Included herein are estimates of Long Run's 2015 funds flow from operations, total dividends and total dividends per share, basic payout ratio and total sustainability ratio based on assumptions provided herein and other assumptions utilized in arriving at Long Run's capital budget. To the extent such estimates constitute a financial outlook, they were approved by management on December 15, 2014 and are included herein to provide readers with an understanding of the effects of the anticipated funds available to Long Run to fund its capital expenditures, dividends and the effects thereof and readers are cautioned that the information may not be appropriate for other purposes.
29
ADVISORIES
Statements relating to "reserves" are also deemed to be forward looking statements, as they involve the implied assessment, based on certain estimates and assumptions, that the reserves described exist in the quantities predicted or estimated and that the reserves can be profitably produced in the future.
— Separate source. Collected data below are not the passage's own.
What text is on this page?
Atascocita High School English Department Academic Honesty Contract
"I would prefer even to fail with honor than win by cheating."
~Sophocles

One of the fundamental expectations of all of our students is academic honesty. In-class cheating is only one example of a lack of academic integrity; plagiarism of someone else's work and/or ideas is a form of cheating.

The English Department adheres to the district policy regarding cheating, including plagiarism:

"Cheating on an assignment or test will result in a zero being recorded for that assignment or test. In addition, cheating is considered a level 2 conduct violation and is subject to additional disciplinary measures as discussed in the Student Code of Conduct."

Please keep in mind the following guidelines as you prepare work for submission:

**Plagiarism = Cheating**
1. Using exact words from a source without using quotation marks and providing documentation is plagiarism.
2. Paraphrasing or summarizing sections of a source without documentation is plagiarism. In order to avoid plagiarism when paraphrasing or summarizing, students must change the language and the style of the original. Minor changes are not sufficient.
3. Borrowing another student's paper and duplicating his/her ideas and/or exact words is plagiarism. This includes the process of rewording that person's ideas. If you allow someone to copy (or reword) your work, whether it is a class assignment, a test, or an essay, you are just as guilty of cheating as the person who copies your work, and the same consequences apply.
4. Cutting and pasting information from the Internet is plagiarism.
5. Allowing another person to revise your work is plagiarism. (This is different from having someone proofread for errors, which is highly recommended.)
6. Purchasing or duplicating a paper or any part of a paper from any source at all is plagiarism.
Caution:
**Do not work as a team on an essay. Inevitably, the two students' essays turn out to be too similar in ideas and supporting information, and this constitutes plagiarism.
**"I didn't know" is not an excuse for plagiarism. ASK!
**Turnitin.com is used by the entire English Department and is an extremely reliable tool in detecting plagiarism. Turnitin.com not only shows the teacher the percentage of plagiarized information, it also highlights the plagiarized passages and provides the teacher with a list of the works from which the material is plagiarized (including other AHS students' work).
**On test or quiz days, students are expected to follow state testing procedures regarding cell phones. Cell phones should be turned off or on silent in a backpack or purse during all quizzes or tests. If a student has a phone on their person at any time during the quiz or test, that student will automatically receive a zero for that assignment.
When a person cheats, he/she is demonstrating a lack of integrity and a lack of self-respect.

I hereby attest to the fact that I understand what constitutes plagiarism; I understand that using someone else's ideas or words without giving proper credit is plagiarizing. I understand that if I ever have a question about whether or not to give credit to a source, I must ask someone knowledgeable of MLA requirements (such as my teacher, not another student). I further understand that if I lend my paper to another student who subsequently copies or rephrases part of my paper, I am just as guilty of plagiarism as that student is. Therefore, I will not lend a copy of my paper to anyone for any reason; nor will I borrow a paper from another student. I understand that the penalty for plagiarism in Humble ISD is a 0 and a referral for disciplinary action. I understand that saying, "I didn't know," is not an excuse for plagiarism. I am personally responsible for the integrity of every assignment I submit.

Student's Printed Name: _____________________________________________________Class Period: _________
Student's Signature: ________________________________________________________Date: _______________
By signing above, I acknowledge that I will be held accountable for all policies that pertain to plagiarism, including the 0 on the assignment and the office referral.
Actual reserve values may be greater than or less than the estimates provided herein. These forward‐looking statements are made as of the date of this document and Long Run disclaims any intent or obligation to update publicly any forward‐
looking information, whether as a result of new information, future events or results or otherwise, other than as required by applicable securities laws. BOE:
"Boe" means barrel of oil equivalent on the basis of 6 mcf of natural gas to 1 bbl of oil. Boe's may be misleading, particularly if used in isolation. A boe conversion ratio of 6 mcf: 1 bbl is based on an energy equivalency conversion method primarily applicable at the burner tip and does not represent a value equivalency at the wellhead. Given the value ratio based on the current price of crude oil as compared to natural gas is significantly different from the energy equivalency of 6 Mcf: 1 Bbl, utilizing a conversion ratio at 6 mcf: 1 Bbl may be misleading as an indication of value. Initial Production Rates and Type Curves:
Initial production rates disclosed herein may not necessarily be indicative of long‐term performance or ultimate recovery. Type curves presented herein are not necessarily reflective of the performance of future wells.
Dividends:
The payment and the amount of dividends declared in any month is subject to the discretion of the board of directors of the Company and will depend on the board of director's assessment of Long Run's outlook for growth, capital expenditure requirements, funds from operation, potential acquisition opportunities, debt position and other conditions that the board of directors may consider relevant at such future time. The amount of future cash dividends, if any, may also vary depending on a variety of factors, including fluctuations in commodity prices.
Non‐GAAP Measures:
This document contains terms commonly used in the oil and gas industry, such as funds flow from operations, basic payout ratio and total sustainability ratio. These terms are not defined by International Financial Reporting Standards (IFRS) and should not be considered an alternative to, or more meaningful than, cash provided by operating activities or net earnings as determined in accordance with IFRS as an indicator of Long Run's performance. These measures are commonly used in the oil and gas industry and by Long Run to provide shareholders and potential investors with additional information regarding the Company’s liquidity and its ability to generate funds to finance its operations. Long Run's determination of these measures may not be comparable to that reported by other companies. Funds flow from operations is calculated as cash flow from operating activities before changes in non‐
cash working capital and abandonment expenditures. Basic payout ratio is calculated by dividing dividends by funds flow from operations. Total sustainability ratio is defined as net capital expenditures plus dividends divided by funds flow from operations. Long Run has provided information on how these measures are calculated in the Management’s Discussion and Analysis for the three and nine months ended September 30, 2014 dated November 5, 2014, which is available under the Company’s SEDAR profile at www.sedar.com.